Murat Sabuncu ile birlikte milletvekilleri ve gazetecilerle dolu olmasını bekleyerek girdiğimiz baro odasının boşluğu hayal kırıklığı yaratıyor. Odada bildiriye imza attıktan sonra işten çıkarılan Nişantaşı Üniversitesi öğretim üyesi Muzaffer Kaya’nın annesi, babası ve eşi ile Mimar Sinan Güzel Sanatlar Üniversitesi’nden Kıvanç Ersoy’ın kız kardeşi ile kız arkadaşı ve birkaç gazeteci var.
Milletvekilleri gelmediler mi hocam diyorum. “Sebahat (Tuncel) aradı. Geleyim mi dedi, gelme dedim.
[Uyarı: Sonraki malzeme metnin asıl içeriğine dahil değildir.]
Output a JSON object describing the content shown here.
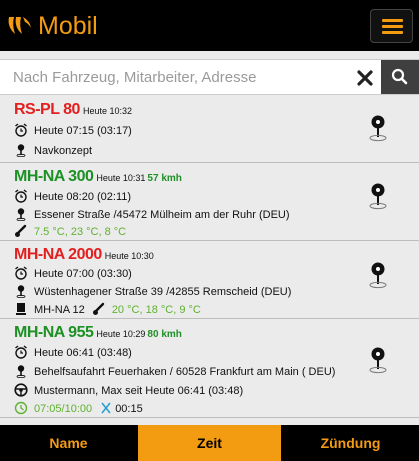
{
  "header": {
    "title": "Mobil"
  },
  "search": {
    "placeholder": "Nach Fahrzeug, Mitarbeiter, Adresse"
  },
  "vehicles": [
    {
      "plate": "RS-PL 80",
      "stamp": "Heute 10:32",
      "time": "Heute 07:15 (03:17)",
      "address": "Navkonzept"
    },
    {
      "plate": "MH-NA 300",
      "stamp": "Heute 10:31",
      "speed": "57 kmh",
      "time": "Heute 08:20 (02:11)",
      "address": "Essener Straße /45472 Mülheim am der Ruhr  (DEU)",
      "temps": [
        "7.5 °C",
        "23 °C",
        "8 °C"
      ]
    },
    {
      "plate": "MH-NA 2000",
      "stamp": "Heute 10:30",
      "time": "Heute 07:00 (03:30)",
      "address": "Wüstenhagener Straße 39 /42855 Remscheid  (DEU)",
      "trailer": "MH-NA 12",
      "temps": [
        "20 °C",
        "18 °C",
        "9 °C"
      ]
    },
    {
      "plate": "MH-NA 955",
      "stamp": "Heute 10:29",
      "speed": "80 kmh",
      "time": "Heute 06:41 (03:48)",
      "address": "Behelfsaufahrt Feuerhaken / 60528 Frankfurt am Main ( DEU)",
      "driver": "Mustermann,  Max seit Heute 06:41 (03:48)",
      "work_time": "07:05/10:00",
      "pause_time": "00:15"
    }
  ],
  "tabs": [
    {
      "label": "Name"
    },
    {
      "label": "Zeit"
    },
    {
      "label": "Zündung"
    }
  ],
  "colors": {
    "accent": "#f39c12",
    "plate_red": "#e32020",
    "plate_green": "#1d9125",
    "temperature": "#5fb12e"
  }
}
Bir de CHP’li Mahmut Tanal gelmiş gündüz. Ben görmedim, sonra telefonla konuştuk” diyor. O sırada HDP milletvekili Filiz Kerestecioğlu’nun Sulh Ceza Hâkimliği’nin kapısında olduğunu öğreniyoruz.
Gün boyu destek için adliye binasını dolduran akademisyenler ise dışarıda buz gibi havada sığındıkları bir kafeteryada bekliyor kararı. “Kıvanç’ın babasını bile içeriye alamadık” diyor endişeli gözlerle etrafı kolaçan eden, koridorda bir aşağı bir yukarı yürüyen genç kız: “Sigara içmek için dışarıya çıkmıştı. Sonra içeriye almadılar.”
Belki de oğlunu demir parmaklıklardan önce son kez görecekti oysa.
5. Sulh Ceza Hâkimliği karar için ara verirken adliyenin altıncı katına kimi polis yeleği giymiş sivil polisler gelmeye başlıyor. Alışkın olduğumuz manzaradan kararın ne olacağını anlıyoruz. Ama avukatlar belki de sakinleştirmek için umutlu konuşmalarını sürdürüyor ailelere: “Polisler başka bir dava için gelmişler. Biz umutluyuz. Çok iyi savunma yaptık. 2 bin kişinin imza attığı bildiri için neden üç kişi hakkında tutuklama isteniyor dedik...”
Zaten bu “umut” nedeniyle aileleri de hâkimlik salonuna almamıştı avukatlar: “Karar öncesi hır çıkmasın, hâkimin kararını olumsuz etkilemesin” diye!..
Saatler 21.30’u gösterirken karar çıkıyor: Tutuklama.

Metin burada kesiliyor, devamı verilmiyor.